New York Times

Chief Justice Samples Eminem in Online Threats Case

December 1, 2014, 2014

by Adam Liptak

WASHINGTON — As the Supreme Court on Monday tried to puzzle out what threats may be prosecuted as crimes, Chief Justice John G. Roberts Jr. cited an unlikely source: the rapper Eminem.

Treading gingerly, the chief justice quoted vivid lyrics from “ ’97 Bonnie and Clyde,” in which Eminem seems to threaten to drown his wife.

“Could that be prosecuted?” Chief Justice Roberts asked Michael R. Dreeben, a government lawyer.

Mr. Dreeben said no and started to say something about context. Chief Justice Roberts interrupted.

“Because Eminem said it instead of somebody else?” he asked.

The case before the justices also involved threatening rap lyrics arising from domestic troubles. They were posted on Facebook by Anthony Elonis, a Pennsylvania man who had adopted the rap persona Tone Dougie. The posts, long tirades in the form of rap lyrics, were punctuated by brutally violent language, most of it directed against his estranged wife.

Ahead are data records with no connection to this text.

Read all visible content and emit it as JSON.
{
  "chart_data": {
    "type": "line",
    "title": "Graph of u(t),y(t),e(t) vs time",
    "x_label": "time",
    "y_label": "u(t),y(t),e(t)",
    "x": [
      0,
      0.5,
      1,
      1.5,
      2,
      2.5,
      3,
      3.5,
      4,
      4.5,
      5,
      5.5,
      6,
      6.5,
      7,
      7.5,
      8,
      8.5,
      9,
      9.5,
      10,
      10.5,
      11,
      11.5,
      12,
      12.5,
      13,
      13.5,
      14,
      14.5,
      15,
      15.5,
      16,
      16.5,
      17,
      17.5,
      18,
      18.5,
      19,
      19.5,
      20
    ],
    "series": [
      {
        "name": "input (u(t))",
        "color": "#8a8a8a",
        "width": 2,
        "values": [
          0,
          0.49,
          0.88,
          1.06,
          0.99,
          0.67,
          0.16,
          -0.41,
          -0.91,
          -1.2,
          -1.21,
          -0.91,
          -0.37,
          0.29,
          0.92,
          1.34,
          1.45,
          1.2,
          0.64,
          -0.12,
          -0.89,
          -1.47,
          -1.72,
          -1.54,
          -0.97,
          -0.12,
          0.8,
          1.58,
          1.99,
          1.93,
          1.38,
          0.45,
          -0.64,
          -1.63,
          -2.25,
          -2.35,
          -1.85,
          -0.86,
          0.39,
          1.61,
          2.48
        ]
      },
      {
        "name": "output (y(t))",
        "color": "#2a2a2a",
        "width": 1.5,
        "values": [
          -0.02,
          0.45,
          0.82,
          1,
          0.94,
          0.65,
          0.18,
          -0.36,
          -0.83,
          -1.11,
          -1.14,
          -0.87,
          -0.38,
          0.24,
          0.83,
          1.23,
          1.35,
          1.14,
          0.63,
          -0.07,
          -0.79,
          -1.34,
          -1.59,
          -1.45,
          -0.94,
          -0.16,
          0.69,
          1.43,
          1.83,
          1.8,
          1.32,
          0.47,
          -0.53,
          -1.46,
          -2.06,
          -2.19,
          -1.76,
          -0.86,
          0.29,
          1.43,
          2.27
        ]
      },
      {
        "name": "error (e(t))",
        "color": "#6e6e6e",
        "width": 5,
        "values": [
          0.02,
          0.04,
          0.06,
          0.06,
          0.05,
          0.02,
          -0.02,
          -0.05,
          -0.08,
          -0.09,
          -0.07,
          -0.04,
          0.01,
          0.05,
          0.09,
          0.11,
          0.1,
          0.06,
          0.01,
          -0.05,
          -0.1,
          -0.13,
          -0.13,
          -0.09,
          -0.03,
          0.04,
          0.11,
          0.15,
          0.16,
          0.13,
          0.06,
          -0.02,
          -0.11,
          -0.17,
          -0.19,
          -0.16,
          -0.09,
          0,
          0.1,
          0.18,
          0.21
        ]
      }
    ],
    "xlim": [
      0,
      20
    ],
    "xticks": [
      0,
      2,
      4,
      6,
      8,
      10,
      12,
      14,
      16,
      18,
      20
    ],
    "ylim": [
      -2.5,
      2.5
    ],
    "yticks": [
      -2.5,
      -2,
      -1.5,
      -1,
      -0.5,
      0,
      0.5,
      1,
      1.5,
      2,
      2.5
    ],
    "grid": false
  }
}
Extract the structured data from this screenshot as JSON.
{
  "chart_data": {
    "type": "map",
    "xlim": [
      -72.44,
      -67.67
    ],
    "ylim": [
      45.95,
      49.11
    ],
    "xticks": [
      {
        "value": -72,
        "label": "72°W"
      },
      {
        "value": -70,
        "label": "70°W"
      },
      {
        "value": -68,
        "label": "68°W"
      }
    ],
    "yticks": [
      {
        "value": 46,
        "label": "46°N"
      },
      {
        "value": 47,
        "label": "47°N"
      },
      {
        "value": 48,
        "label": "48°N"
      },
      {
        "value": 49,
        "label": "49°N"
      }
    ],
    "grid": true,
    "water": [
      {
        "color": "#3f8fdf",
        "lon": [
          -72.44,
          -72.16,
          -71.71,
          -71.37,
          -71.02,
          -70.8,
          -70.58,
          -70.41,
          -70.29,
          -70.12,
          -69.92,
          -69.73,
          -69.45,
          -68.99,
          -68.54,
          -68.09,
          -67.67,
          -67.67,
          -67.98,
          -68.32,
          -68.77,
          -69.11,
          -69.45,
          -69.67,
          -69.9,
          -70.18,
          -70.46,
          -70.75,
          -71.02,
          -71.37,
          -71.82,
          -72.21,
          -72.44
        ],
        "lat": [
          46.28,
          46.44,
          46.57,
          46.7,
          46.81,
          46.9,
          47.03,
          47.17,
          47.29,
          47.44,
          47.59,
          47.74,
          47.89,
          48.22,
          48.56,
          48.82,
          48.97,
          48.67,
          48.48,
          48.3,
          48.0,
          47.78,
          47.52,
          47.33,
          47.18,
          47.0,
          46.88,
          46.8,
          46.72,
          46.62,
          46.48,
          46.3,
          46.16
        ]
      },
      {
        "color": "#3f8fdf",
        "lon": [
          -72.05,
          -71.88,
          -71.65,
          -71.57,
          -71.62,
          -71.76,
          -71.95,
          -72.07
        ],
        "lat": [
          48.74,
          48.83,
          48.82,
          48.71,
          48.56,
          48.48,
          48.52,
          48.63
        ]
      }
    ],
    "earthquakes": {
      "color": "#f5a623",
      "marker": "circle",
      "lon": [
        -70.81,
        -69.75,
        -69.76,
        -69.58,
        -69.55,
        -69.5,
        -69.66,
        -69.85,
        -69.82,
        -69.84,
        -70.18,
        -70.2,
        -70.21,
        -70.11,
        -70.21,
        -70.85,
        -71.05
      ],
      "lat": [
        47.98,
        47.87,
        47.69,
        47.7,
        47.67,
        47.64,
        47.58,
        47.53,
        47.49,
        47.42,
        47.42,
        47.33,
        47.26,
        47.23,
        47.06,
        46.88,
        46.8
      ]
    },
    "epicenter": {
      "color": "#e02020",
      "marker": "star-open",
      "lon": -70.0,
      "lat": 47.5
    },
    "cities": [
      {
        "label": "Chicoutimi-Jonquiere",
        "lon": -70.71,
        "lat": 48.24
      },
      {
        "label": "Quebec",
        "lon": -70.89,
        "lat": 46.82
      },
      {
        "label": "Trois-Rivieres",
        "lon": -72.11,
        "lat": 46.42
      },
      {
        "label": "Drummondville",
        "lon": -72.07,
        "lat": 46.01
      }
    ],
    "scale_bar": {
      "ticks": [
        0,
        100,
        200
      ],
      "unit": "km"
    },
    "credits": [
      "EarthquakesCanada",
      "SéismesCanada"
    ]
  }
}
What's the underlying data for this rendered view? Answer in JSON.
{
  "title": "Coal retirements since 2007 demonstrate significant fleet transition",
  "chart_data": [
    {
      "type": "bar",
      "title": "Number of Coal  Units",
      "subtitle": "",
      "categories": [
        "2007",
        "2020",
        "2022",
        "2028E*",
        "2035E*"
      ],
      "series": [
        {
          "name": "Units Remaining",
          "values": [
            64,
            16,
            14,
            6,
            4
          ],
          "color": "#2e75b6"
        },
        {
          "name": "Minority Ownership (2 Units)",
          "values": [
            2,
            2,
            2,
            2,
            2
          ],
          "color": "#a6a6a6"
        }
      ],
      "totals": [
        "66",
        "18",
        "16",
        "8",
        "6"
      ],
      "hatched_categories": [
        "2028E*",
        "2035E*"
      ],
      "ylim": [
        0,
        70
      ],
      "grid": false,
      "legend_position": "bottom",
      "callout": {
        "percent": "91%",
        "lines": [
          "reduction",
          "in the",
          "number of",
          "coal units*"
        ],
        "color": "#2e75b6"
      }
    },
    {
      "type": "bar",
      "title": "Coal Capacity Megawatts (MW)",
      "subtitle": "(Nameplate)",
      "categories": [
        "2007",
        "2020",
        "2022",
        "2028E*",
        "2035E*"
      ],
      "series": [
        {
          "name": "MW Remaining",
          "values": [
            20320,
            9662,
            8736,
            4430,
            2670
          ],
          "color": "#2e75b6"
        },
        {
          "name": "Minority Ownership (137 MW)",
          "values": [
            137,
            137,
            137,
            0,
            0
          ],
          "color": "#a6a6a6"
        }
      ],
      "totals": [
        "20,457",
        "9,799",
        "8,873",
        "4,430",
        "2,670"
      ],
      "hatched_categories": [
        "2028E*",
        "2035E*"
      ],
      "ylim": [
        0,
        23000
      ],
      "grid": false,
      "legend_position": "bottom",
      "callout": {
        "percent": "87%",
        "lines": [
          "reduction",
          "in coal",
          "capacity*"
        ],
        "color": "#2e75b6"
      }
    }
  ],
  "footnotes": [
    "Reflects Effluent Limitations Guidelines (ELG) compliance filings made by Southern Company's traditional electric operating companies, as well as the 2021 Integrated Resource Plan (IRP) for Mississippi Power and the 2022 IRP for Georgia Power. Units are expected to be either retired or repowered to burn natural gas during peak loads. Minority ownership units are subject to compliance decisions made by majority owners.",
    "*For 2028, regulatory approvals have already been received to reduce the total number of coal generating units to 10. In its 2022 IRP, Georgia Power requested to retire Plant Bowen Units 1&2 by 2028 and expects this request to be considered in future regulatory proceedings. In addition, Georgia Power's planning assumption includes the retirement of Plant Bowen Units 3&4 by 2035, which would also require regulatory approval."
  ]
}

He wrote that he would like to see a Halloween costume that included his wife’s “head on a stick.” He talked about “making a name for myself” with a school shooting, saying, “Hell hath no fury like a crazy man in a kindergarten class.” He fantasized about killing an F.B.I. agent.

Some of the posts contained disclaimers or indications that they aspired to be art or therapy. At Mr. Elonis’s trial, his estranged wife testified that she understood the posts as threats.

“I felt like I was being stalked,” she said. “I felt extremely afraid for mine and my children’s and my family’s lives.”

Mr. Elonis was convicted under a federal law that makes it a crime to communicate “any threat to injure the person of another.” He was sentenced to 44 months.

John P. Elwood, a lawyer for Mr. Elonis, said his client’s posts included elements of entertainment. Justice Samuel A. Alito Jr. responded warily.

“This sounds like a road map for threatening a spouse and getting away with it,” Justice Alito said. “You put it in rhyme and you put some stuff about the Internet on it and you say, ‘I’m an aspiring rap artist.’ And so then you are free from prosecution.”

The Supreme Court has said that “true threats” are not protected by the First Amendment, but it has not been especially clear about what counts as such a threat. Justice Anthony M. Kennedy said the term itself was unhelpful.

“I’m not sure that the court did either the law or the English language much of a good service when it said ‘true threat,’ ” he said. “It could mean so many things.”

The question for the justices in Monday’s case, Elonis v. United States, No. 13-983, was whether prosecutors had done enough to prove Mr. Elonis’s intent. Mr. Dreeben, the government lawyer, said the words and their context were enough.

The standard proposed by the government, he said, would hold people accountable “for the ordinary and natural meaning of the words that they say in context.”

Mr. Elwood said more was required. Ideally, he said, prosecutors should have to prove that the speaker’s purpose was to threaten someone. Failing that, he said, prosecutors should at least have to prove that the speaker, whatever his or her purpose, knew “that it’s a virtual certainty” that someone would feel threatened.

The lower courts sided with Mr. Dreeben, the government lawyer. All the prosecution had to prove, the trial judge ruled, was that a “reasonable person” would foresee that others would view statements “as a serious expression of an intention to inflict bodily injury or take the life of an individual.”

“This is distinguished,” the judge said, “from idle or careless talk, exaggeration, something said in a joking manner or an outburst of transitory anger.”

Monday’s argument was mostly about calibrating and articulating the right level of intent, and it seemed that many of the justices were looking for something between mere negligence and purposeful conduct. There was perhaps the beginning of a consensus that it would be enough to require prosecutors to prove that Mr. Elonis had been subjectively aware that his posts would scare and disturb his wife.

The court could ground such a ruling in the First Amendment or in interpreting the federal law on threats, though the latter seemed more likely.

But some justices seemed nervous about placing too stringent a burden on prosecutors.

“How does one prove what’s in somebody else’s mind?” Justice Ruth Bader Ginsburg asked. “In this case, the standard was ‘Would a reasonable person think that the words would put someone in fear?’ and reasonable people can make that judgment. But how would the government prove whether this threat in the mind of the threatener was genuine?”

That echoed Mr. Dreeben, who insisted that the proper standard was an objective one that looked to what a reasonable person would have understood in the circumstances.

Chief Justice Roberts tried to refine the point.

“Is it a reasonable person?” he asked. “Or is it a reasonable teenager on the Internet?”

There was laughter, and then Mr. Dreeben responded. “If there is such a thing,” he said.